On the other hand, inherency becomes a key argument for the affirmative with a policy making judge if the affirmative can clearly establish that the status quo is not practicing the affirmative plan. Since the main objective of the policy maker is to discover a problem solving policy, questions of why the status quo is not doing the plan carry little weight and provide an impetus to the adopt the plan since any advantage gained would be greater than the inaction of the status quo. Obviously the negative burden then becomes to demonstrate that the status quo inaction is superior than doing the affirmative because of potential disadvantages and/or the plan's inability to solve for the harm being claimed. In short, inherency arguments become key in helping to establish a data base from which conclusions may be drawn and decisions based on evidence and not the assumption that something should be done just because it is written in a resolution.
Why the status quo is not doing the affirmative does become an issue to the policy making judge when argued from the perspective of motives. Zarefsky (1987) describes six core motives that can prevent adoption of an affirmative proposal in Advanced Debate: 1. Actual or perceived self-interest, 2. Role definitions, 3. Role conflicts, 4. Actual or perceived threat to self-concept, 5. Conflict in value hierarchies, and 6. Jurisdictional concerns. Policy makers are concerned with these core motives to the extent that each one, separately or collectively, could diminish the plans ability to solve for the harm being claimed, if not prevent it from being solved at all.

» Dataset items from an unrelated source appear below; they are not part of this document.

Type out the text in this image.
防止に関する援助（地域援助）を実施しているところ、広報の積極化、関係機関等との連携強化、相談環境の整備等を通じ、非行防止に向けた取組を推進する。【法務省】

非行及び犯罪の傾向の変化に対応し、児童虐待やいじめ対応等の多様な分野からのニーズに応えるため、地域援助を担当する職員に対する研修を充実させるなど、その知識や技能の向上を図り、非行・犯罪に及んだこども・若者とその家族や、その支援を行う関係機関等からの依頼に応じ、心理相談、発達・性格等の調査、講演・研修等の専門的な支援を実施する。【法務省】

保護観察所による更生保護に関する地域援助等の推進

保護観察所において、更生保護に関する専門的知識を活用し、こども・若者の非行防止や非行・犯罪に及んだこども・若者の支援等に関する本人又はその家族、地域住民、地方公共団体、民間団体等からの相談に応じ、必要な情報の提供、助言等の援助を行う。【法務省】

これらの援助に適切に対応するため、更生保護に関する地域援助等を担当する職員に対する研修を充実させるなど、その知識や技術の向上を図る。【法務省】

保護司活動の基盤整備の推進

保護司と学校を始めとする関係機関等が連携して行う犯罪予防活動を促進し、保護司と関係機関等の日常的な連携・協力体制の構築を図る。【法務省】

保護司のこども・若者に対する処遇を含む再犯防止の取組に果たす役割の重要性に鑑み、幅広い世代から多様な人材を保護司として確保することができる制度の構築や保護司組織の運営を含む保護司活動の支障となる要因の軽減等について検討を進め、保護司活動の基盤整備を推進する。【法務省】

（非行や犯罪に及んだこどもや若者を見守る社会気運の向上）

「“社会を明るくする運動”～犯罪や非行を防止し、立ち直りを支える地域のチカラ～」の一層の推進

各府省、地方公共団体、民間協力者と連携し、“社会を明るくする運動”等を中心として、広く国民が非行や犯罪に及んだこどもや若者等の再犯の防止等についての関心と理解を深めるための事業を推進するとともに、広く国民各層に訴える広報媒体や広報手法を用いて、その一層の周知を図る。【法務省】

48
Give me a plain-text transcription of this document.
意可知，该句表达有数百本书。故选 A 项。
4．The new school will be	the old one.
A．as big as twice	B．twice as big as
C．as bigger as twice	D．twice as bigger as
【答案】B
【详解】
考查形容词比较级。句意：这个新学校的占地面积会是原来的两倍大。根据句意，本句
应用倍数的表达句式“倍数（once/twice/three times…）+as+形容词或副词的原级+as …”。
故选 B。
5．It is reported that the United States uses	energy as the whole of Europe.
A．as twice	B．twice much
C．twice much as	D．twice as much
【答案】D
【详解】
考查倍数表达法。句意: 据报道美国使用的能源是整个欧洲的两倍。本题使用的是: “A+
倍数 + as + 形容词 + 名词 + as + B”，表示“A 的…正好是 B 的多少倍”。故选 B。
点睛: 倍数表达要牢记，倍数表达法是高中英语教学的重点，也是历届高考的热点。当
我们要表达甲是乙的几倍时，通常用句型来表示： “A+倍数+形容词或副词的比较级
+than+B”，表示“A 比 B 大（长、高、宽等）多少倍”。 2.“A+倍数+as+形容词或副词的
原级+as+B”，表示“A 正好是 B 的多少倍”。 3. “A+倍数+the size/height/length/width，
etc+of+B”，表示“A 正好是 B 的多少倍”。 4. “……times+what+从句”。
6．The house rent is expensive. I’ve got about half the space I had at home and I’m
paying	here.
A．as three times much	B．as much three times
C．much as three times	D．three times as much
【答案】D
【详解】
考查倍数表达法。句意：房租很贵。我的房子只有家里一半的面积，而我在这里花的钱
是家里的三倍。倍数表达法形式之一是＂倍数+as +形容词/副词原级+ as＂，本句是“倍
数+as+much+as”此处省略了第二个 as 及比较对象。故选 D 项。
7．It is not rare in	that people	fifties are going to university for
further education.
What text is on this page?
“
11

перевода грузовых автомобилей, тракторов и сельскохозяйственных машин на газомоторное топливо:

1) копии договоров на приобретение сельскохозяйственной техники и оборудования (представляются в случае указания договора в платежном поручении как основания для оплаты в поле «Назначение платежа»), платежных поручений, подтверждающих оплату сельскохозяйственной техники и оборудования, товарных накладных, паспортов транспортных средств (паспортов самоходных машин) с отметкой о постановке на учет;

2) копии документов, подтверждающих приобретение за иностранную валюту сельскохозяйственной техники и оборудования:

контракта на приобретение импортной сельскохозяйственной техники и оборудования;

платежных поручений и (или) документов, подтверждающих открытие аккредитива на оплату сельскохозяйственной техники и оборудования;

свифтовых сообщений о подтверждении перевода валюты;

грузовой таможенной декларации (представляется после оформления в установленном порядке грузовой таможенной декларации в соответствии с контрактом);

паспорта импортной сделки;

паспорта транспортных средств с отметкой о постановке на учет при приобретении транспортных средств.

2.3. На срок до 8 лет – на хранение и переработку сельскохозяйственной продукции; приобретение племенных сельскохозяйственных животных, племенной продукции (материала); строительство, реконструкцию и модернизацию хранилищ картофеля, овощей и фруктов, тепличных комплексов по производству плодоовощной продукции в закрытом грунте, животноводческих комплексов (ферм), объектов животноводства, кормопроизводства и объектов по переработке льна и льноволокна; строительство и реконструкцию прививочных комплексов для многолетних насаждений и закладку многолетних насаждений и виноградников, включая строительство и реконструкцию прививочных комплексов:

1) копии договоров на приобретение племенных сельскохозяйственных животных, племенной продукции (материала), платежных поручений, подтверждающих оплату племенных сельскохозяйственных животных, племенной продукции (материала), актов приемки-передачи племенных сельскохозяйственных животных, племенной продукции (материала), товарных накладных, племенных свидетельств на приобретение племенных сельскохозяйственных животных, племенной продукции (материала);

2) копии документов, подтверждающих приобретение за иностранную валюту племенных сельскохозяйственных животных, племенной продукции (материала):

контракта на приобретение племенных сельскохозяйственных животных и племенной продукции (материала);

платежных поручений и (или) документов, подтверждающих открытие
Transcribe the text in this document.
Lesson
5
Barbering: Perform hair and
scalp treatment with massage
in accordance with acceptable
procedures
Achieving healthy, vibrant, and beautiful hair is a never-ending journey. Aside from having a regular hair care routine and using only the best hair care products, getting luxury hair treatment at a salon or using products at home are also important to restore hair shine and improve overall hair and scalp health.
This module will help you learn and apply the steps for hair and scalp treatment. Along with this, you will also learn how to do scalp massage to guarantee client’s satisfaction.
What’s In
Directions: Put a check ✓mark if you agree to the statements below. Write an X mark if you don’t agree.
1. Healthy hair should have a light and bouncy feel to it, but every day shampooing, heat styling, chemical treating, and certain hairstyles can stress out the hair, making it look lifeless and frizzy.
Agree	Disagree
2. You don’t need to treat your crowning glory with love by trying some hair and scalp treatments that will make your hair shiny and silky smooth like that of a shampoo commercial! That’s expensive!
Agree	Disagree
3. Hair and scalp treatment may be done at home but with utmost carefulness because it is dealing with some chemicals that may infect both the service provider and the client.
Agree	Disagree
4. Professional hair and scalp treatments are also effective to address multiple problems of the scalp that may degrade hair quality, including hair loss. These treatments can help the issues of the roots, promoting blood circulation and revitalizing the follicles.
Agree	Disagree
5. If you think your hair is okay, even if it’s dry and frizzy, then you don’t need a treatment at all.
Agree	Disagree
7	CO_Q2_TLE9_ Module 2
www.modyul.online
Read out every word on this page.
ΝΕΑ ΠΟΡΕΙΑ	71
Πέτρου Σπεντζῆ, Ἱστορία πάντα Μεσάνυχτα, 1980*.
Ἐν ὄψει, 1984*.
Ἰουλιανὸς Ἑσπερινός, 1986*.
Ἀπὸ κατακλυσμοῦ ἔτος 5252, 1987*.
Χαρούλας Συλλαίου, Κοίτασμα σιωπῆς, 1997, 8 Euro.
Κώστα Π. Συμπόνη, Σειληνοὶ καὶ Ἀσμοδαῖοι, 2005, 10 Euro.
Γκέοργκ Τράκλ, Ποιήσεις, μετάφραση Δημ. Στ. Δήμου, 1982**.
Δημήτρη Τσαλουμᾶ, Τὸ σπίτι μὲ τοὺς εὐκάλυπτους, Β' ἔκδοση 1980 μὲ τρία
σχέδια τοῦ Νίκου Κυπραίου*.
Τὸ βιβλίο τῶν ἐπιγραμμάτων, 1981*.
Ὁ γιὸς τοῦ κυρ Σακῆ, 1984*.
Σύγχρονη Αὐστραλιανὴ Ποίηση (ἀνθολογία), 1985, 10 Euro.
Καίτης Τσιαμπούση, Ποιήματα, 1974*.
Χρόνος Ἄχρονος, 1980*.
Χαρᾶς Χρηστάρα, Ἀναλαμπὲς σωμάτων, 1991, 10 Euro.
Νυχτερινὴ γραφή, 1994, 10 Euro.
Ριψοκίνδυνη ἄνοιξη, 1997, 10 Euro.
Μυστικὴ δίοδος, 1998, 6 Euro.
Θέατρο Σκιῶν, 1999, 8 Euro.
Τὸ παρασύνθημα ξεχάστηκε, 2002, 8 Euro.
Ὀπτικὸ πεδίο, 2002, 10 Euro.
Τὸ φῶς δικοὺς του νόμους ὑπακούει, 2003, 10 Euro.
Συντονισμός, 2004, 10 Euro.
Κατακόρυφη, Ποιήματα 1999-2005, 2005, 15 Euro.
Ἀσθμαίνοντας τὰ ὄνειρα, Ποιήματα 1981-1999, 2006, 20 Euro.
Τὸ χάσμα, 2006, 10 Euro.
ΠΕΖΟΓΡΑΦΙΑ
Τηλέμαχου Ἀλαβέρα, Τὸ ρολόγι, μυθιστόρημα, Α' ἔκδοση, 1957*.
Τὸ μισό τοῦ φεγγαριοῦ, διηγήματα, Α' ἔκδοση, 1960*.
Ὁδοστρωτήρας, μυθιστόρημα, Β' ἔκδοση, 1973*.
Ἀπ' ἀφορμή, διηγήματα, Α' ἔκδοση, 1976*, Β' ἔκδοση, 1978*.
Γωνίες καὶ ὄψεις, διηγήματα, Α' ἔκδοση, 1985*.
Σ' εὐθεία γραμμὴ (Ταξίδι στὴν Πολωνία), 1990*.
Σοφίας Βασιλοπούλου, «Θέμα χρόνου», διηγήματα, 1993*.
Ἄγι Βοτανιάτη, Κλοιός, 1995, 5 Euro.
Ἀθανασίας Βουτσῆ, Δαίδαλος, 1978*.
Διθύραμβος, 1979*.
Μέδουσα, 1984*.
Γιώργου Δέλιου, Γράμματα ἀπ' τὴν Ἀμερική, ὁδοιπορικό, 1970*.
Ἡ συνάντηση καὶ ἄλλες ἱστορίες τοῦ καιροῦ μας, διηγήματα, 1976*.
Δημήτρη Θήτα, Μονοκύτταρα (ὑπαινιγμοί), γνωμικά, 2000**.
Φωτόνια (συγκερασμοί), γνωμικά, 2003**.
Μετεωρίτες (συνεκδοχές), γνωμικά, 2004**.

Inherency argumentation now comes to satisfy the fourth step of the problem solving process described by Gaw and Sayer: selecting a solution. The affirmative plan should be the solution which they believe to be the best answer to the problems or harms they have identified in the status quo. Implementation of the plan requires a preliminary sketch of what might happen when put into action. That is, pragmatically, will the plan run into individuals that will circumvent or fight the policy? Will the plan be declared unconstitutional or illegal (e.g. flag burning laws, censorship laws)? Will the attitudes against the proposal prevail and develop other harms in the system much worse then those being solved for by the affirmative? Policy makers who ignore such inherency concerns are apt to adopt policies which do not solve, are ineffective, and/or incur tremendous disadvantages. Once again, the examination of inherency concerns provides for a solid foundation of knowledge from which to base decisions.
Inherency is not a dead issue. It is a facet of debate as worthy of consideration as any other issue. It gains in importance as one begins to think of debate as a problem solving entity, a body-politic seeking to improve the conditions present in the status quo. Critical examination of inherency provides a data base of experience against a world of speculation.
Quote: "The affirmative must respond to past efforts and similar efforts being practiced."
Policy makers who value the knowledge to be gained through inherency argumentation demonstrate the needed discretion and sincere desire to discover a superior policy for the betterment of the human condition. Perspective is maintained and actions taken are superior when inherency burdens are closely examined and utilized as a backdrop to the debate.